Figure 3.. True and false positive rates plotted against random forest bins for single nucleotide variants (SNVs) and insertions-deletions (indels).

The plots are cumulative, such that the y-axis depicts the overall indicated metric (percent of true or false positives identified) for SNVs or indels in bins lower than and including the bin indicated on the x-axis.

Figure 4.. Integrated variant and genotype QC for SNVs in MCS.

The plots show the following metrics obtained after applying different combinations of variant- and genotype-level filters: a) true versus false positive rate, b) recall versus precision for sites from the reference GIAB sample, and c) transmitted/untransmitted ratio for synonymous singletons versus precision (left) or versus recall (right). In each plot, the points show the value of the metric for a particular combination of filters. The colour indicates the random forest (RF) bin filter, the opacity of the point indicates the genotype quality (GQ) filter, the size of the point indicates the filter on a combination of genotype depth (DP) and heterozygous allele balance (Het. AB), and the shape of the point indicates the minimum genotyping rate (min. geno. rate) after applying genotype QC (i.e. missingness filter). For plots of true/false positives and precision/recall in all three cohorts, see Extended Data Figure 4 (SNVs) and Extended Data Figure 5 (indels).

Figure 5.. Rare and ultra-rare variant counts in the birth cohorts.

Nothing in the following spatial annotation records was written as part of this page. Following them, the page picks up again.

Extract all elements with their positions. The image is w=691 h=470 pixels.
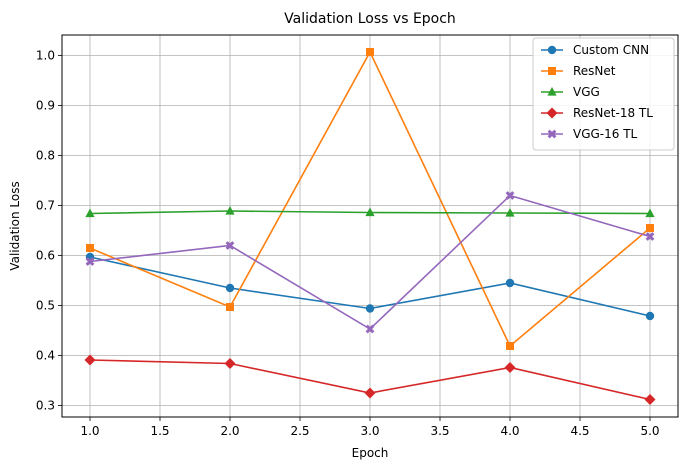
- series-vgg-16-tl: [85, 191, 655, 334]
- x-axis-label: Epoch: [352, 446, 389, 460]
- legend-item: ResNet: [541, 64, 616, 78]
- legend-marker: [547, 45, 557, 55]
- data-point: [86, 244, 94, 252]
- legend-label: VGG: [573, 85, 600, 99]
- y-tick-label: 1.0: [36, 49, 55, 63]
- x-tick-label: 5.0: [640, 424, 659, 438]
- chart-title: Validation Loss vs Epoch: [284, 11, 456, 27]
- legend-marker: [546, 107, 558, 119]
- x-tick-label: 4.0: [500, 424, 519, 438]
- legend-item: Custom CNN: [541, 43, 649, 57]
- y-tick-label: 0.7: [36, 199, 55, 213]
- series-custom-cnn: [85, 252, 655, 321]
- legend-label: Custom CNN: [573, 43, 649, 57]
- x-tick-label: 2.0: [220, 424, 239, 438]
- data-point: [225, 241, 235, 250]
- legend-marker: [547, 129, 557, 139]
- legend-label: VGG-16 TL: [573, 127, 638, 141]
- legend: Custom CNN ResNet VGG ResNet-18 TL VGG-16 TL: [532, 37, 675, 151]
- legend-item: ResNet-18 TL: [541, 106, 653, 120]
- y-tick-label: 0.6: [36, 249, 55, 263]
- data-point: [364, 387, 376, 399]
- legend-marker: [548, 67, 556, 75]
- legend-label: ResNet-18 TL: [573, 106, 653, 120]
- axis-ticks: 1.0 1.5 2.0 2.5 3.0 3.5 4.0 4.5 5.0 0.3 0.4 0.5 0.6 0…: [36, 49, 660, 439]
- data-point: [225, 283, 235, 293]
- legend-item: VGG-16 TL: [541, 127, 638, 141]
- y-tick-label: 0.9: [36, 99, 55, 113]
- x-tick-label: 1.0: [80, 424, 99, 438]
- y-tick-label: 0.8: [36, 149, 55, 163]
- data-point: [226, 303, 234, 311]
- data-point: [505, 191, 515, 200]
- x-tick-label: 3.0: [360, 424, 379, 438]
- data-point: [506, 342, 514, 350]
- legend-label: ResNet: [573, 64, 616, 78]
- data-point: [645, 208, 655, 218]
- data-point: [365, 207, 375, 217]
- data-point: [646, 224, 654, 232]
- data-point: [85, 208, 95, 218]
- x-tick-label: 1.5: [150, 424, 169, 438]
- data-point: [644, 394, 656, 405]
- series-layer: [84, 48, 656, 405]
- x-tick-label: 4.5: [570, 424, 589, 438]
- data-point: [645, 232, 655, 241]
- data-point: [645, 311, 655, 321]
- y-tick-label: 0.3: [36, 399, 55, 413]
- data-point: [84, 354, 96, 366]
- data-point: [224, 358, 236, 369]
- x-tick-label: 3.5: [430, 424, 449, 438]
- y-axis-label: Validation Loss: [8, 181, 22, 270]
- data-point: [225, 206, 235, 215]
- data-point: [366, 48, 374, 56]
- data-point: [505, 278, 515, 288]
- series-resnet: [86, 48, 654, 350]
- y-tick-label: 0.4: [36, 349, 55, 363]
- data-point: [365, 304, 375, 313]
- legend-marker: [547, 87, 557, 96]
- series-resnet-18-tl: [84, 354, 656, 405]
- data-point: [365, 324, 375, 334]
- legend-box: [532, 37, 675, 151]
- data-point: [504, 362, 516, 373]
- x-tick-label: 2.5: [290, 424, 309, 438]
- y-tick-label: 0.5: [36, 299, 55, 313]
- series-vgg: [85, 206, 655, 218]
- legend-item: VGG: [541, 85, 600, 99]
- data-point: [505, 208, 515, 217]
- data-point: [85, 257, 95, 266]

The boxplots show the median and interquartile range (IQR) after applying the recommended filters shown in Table 3. Two (gnomAD) allele frequency thresholds are shown (rare: 0.1%; ultra-rare 0.003%). The whiskers show the range excluding outliers (solid lines) or including outliers (dashed lines). The largest sample groups in terms of predicted genetic ancestry (European (EUR) in the three cohorts and South Asian (SAS) in BiB) are plotted separately from the remaining samples.

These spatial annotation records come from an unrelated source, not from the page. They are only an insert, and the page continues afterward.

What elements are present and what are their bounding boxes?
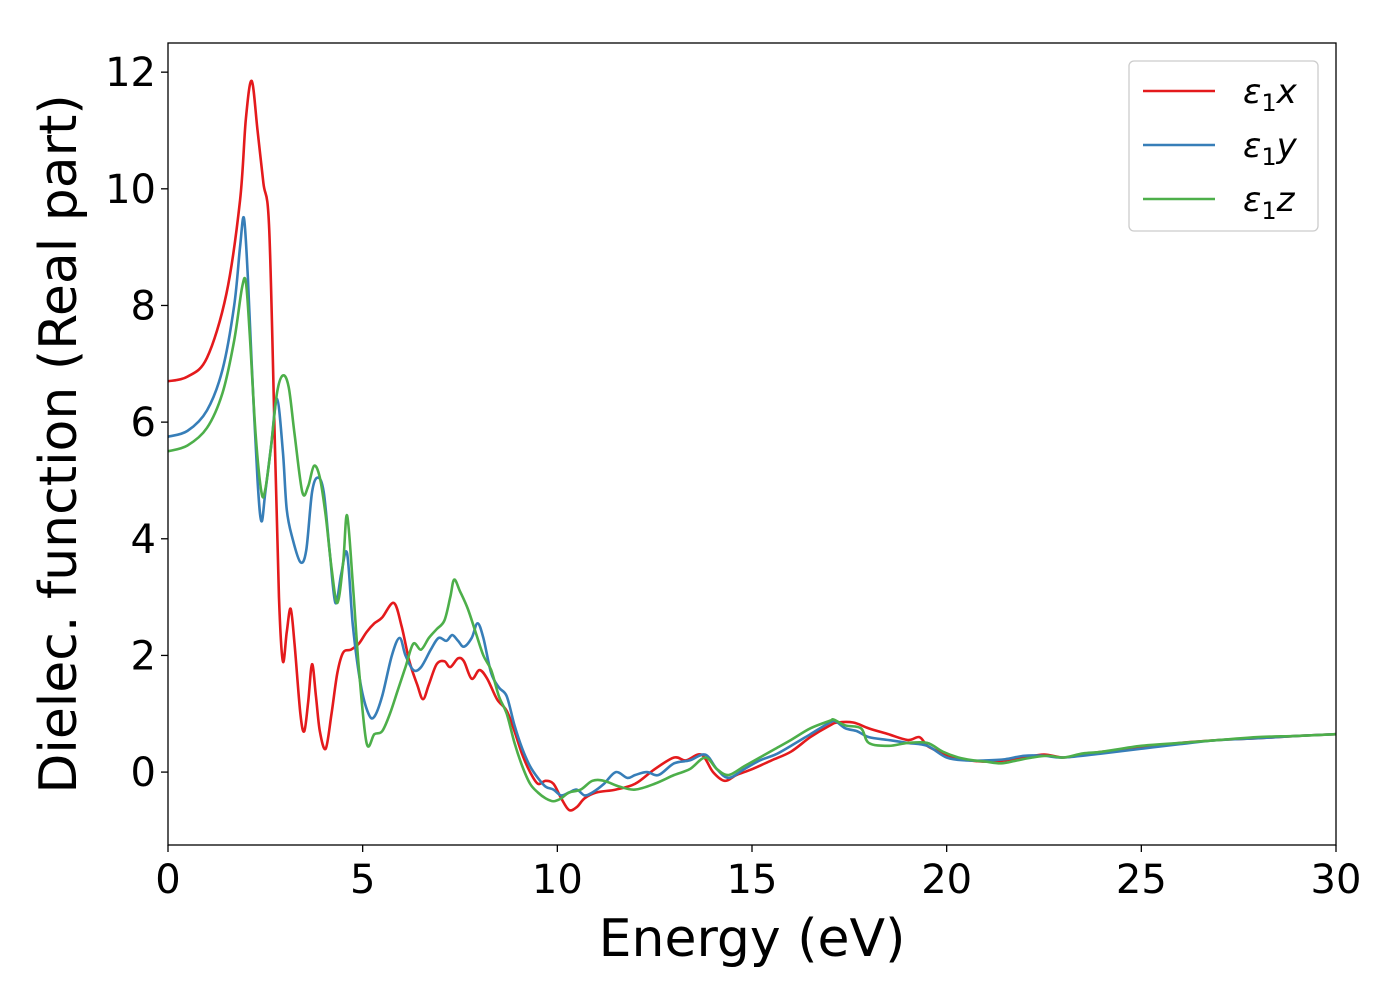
x-axis: 0 5 10 15 20 25 30 (155, 845, 1361, 903)
y-tick-label: 8 (131, 283, 156, 329)
x-tick-label: 5 (350, 857, 375, 903)
x-tick-label: 0 (155, 857, 180, 903)
x-tick-label: 20 (921, 857, 972, 903)
legend-box (1128, 60, 1319, 232)
legend: ε1x ε1y ε1z (1128, 60, 1319, 232)
legend-label: ε1z (1243, 180, 1296, 225)
y-tick-label: 4 (131, 517, 156, 563)
series-layer (168, 79, 1336, 812)
legend-label: ε1x (1243, 72, 1298, 117)
y-tick-label: 0 (131, 750, 156, 796)
legend-item-x: ε1x (1143, 72, 1298, 117)
x-tick-label: 15 (727, 857, 778, 903)
x-tick-label: 10 (532, 857, 583, 903)
legend-label: ε1y (1243, 126, 1298, 171)
y-axis-title: Dielec. function (Real part) (29, 94, 89, 793)
series-line-y (168, 215, 1336, 797)
legend-item-y: ε1y (1143, 126, 1298, 171)
y-axis: 0 2 4 6 8 10 12 (105, 50, 168, 796)
x-tick-label: 25 (1116, 857, 1167, 903)
x-tick-label: 30 (1311, 857, 1362, 903)
y-tick-label: 2 (131, 633, 156, 679)
legend-item-z: ε1z (1143, 180, 1296, 225)
series-line-z (168, 276, 1336, 803)
y-tick-label: 12 (105, 50, 156, 96)
y-tick-label: 6 (131, 400, 156, 446)
y-tick-label: 10 (105, 167, 156, 213)
x-axis-title: Energy (eV) (599, 909, 906, 969)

Figure 6.. Association between S _het burden for ultra-rare protein-truncating and synonymous variants and education-related phenotypes.

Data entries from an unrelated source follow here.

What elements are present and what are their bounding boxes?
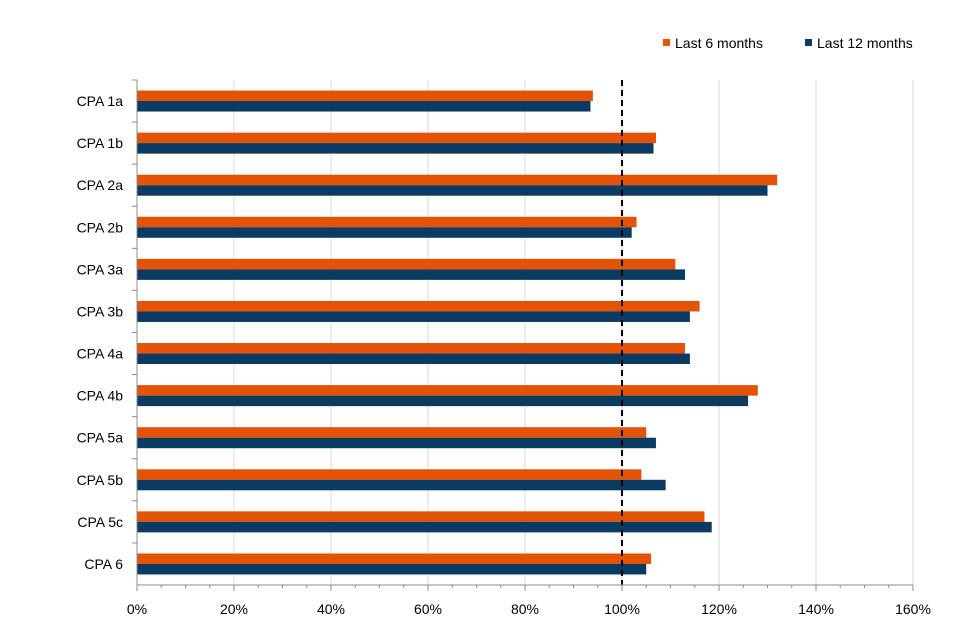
bar-last-12-months: [137, 395, 749, 407]
bar-last-12-months: [137, 311, 690, 322]
bar-last-6-months: [137, 90, 593, 102]
bar-last-6-months: [137, 385, 758, 396]
bar-last-6-months: [137, 174, 778, 186]
x-tick-label: 120%: [701, 601, 737, 617]
x-tick-label: 40%: [317, 601, 345, 617]
category-label: CPA 1b: [77, 135, 124, 151]
x-tick-label: 100%: [604, 601, 640, 617]
bar-last-12-months: [137, 479, 666, 491]
bar-last-6-months: [137, 343, 686, 354]
x-tick-label: 80%: [511, 601, 539, 617]
legend-swatch-last-12-months: [805, 39, 812, 46]
bar-last-6-months: [137, 216, 637, 228]
x-tick-label: 140%: [798, 601, 834, 617]
legend: Last 6 months Last 12 months: [663, 35, 913, 51]
bar-last-12-months: [137, 521, 712, 533]
bar-last-6-months: [137, 427, 647, 438]
x-tick-label: 0%: [127, 601, 147, 617]
category-label: CPA 3b: [77, 303, 124, 319]
bar-last-12-months: [137, 185, 768, 196]
legend-label-last-6-months: Last 6 months: [675, 35, 763, 51]
bar-last-6-months: [137, 469, 642, 480]
category-label: CPA 4a: [77, 346, 124, 362]
axes: [132, 79, 913, 586]
bar-last-6-months: [137, 553, 652, 564]
bar-last-6-months: [137, 300, 700, 312]
category-label: CPA 1a: [77, 93, 124, 109]
legend-swatch-last-6-months: [663, 39, 670, 46]
bar-last-6-months: [137, 511, 705, 522]
bar-last-12-months: [137, 353, 690, 365]
category-label: CPA 5c: [77, 514, 123, 530]
category-labels: CPA 1a CPA 1b CPA 2a CPA 2b CPA 3a CPA 3b CPA …: [77, 93, 124, 572]
bar-last-12-months: [137, 143, 654, 154]
category-label: CPA 5a: [77, 430, 124, 446]
bar-last-12-months: [137, 269, 686, 280]
bars: [137, 90, 778, 575]
bar-last-6-months: [137, 258, 676, 270]
x-tick-label: 160%: [895, 601, 931, 617]
bar-last-12-months: [137, 101, 591, 112]
x-tick-label: 20%: [220, 601, 248, 617]
category-label: CPA 2b: [77, 219, 124, 235]
category-label: CPA 6: [84, 556, 123, 572]
category-label: CPA 4b: [77, 388, 124, 404]
x-axis-ticks: 0% 20% 40% 60% 80% 100% 120% 140% 160%: [127, 585, 931, 617]
x-tick-label: 60%: [414, 601, 442, 617]
bar-last-6-months: [137, 132, 656, 144]
bar-last-12-months: [137, 227, 632, 238]
legend-label-last-12-months: Last 12 months: [817, 35, 913, 51]
category-label: CPA 2a: [77, 177, 124, 193]
category-label: CPA 5b: [77, 472, 124, 488]
gridlines: [233, 80, 914, 585]
category-label: CPA 3a: [77, 261, 124, 277]
bar-last-12-months: [137, 563, 647, 575]
bar-last-12-months: [137, 437, 656, 449]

S _het burden is a measure of exome-wide ultra-rare variant burden (see the Methods for more details on S _het burden derivation). The distribution of S _het burden in individuals of predicted European genetic ancestry is shown in ( a) for protein-truncating variants and ( b) for synonymous variants. The plot also shows the association of these scores with educational/cognitive test scores. For each set of QC filters on the y axis, the x axis shows the log-odds of having more than 13 education-years (ALSPAC) and the change (standard deviations) in reading test scores (MCS and BiB) for an S _het burden of 1 (versus 0) calculated using protein-truncating variants ( a) and synonymous variants ( b).